How Find My Phone Could Be Better

Enlightened by the recent and very unfortunate events that unfolded upon Wired Magazine Editor Mat Honan and his digital life forced me to take a closer look at the mobile devices in my own home. What I believe is still a good application to have in case of theft it should also be noted that it has no real use on a home computer. The Find My Phone application and those like it are great for portable devices like smartphones and tablets. Having the ability to lock, send a “return to” message or simply wipe the entire device are invaluable security features especially if the device contains highly sensitive information. The issue with this particular application and those that work in the same way is that it is missing one very needed security feature.

If you want to reset, or wipe your iPhone or iPad manually you have to first if implemented enter your passcode to unlock the device, then go into the Settings >;; General >;; Reset and re-enter the device passcode again after tapping any one of the reset functions. So, being that as it is why isn’t the Find My Phone application implemented in the same way. I should under no uncertain terms be allowed to lock, send a “return to” message or wipe, any device remotely if I do not know the device passcode. This is something I didn’t think about before the recent attack on Mat’s digital life but I should have. And even though Mat states he is mad at himself for not taking precautions like backing up his computer or not daisy chaining email addresses I hope he does realize that regardless of all that it wasn’t his fault and the events that ensued possibly couldn’t be avoided and definitely couldn’t have been foreseen.
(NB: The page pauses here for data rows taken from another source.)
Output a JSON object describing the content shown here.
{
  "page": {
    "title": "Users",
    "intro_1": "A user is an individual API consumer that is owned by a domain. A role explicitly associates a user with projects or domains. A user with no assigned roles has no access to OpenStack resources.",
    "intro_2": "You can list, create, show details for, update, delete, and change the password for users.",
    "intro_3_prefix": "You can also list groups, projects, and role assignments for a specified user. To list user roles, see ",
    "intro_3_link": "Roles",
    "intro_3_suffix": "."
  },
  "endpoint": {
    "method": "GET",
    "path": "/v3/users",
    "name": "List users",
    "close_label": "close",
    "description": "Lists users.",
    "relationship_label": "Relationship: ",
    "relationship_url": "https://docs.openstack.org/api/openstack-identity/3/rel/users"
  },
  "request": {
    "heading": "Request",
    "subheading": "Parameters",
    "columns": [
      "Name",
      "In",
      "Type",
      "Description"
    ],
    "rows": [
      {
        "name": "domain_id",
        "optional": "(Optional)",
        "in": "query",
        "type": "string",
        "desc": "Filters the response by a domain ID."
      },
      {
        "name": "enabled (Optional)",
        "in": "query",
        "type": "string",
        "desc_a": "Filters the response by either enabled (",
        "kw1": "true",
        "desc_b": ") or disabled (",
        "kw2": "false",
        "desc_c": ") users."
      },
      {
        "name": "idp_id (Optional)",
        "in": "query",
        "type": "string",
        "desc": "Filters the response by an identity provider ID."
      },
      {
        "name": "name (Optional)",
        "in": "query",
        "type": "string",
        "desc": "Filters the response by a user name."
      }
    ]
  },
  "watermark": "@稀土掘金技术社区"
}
Now, if a device passcode feature was implemented on the Find My Phone application then the erasing of data from his devices may not have happened but at the same time the people involved wanted his Twitter handle and probably wouldn’t have stopped until they got it. The one fortunate thing is that the sudden resetting of his iPhone alerted him to the fact that something was going on which allowed him to act quickly and fortunately later retrieve all his precious memories. In the end there is a delicate balance that must be made between security and ease of use. And each one of us has to make that call for ourselves but device manufacturers and security software designers must also give us the proper tools to do so. The Find My Phone application again is a great security tool but it needs more locks on the door besides simply logging into one’s iCloud account because it’s already been demonstrated how a few individuals can reck havoc from a remote location without ever physically touching the device they want to attack. This is one case were I will gladly put up with a little inconvenience for the sake of security.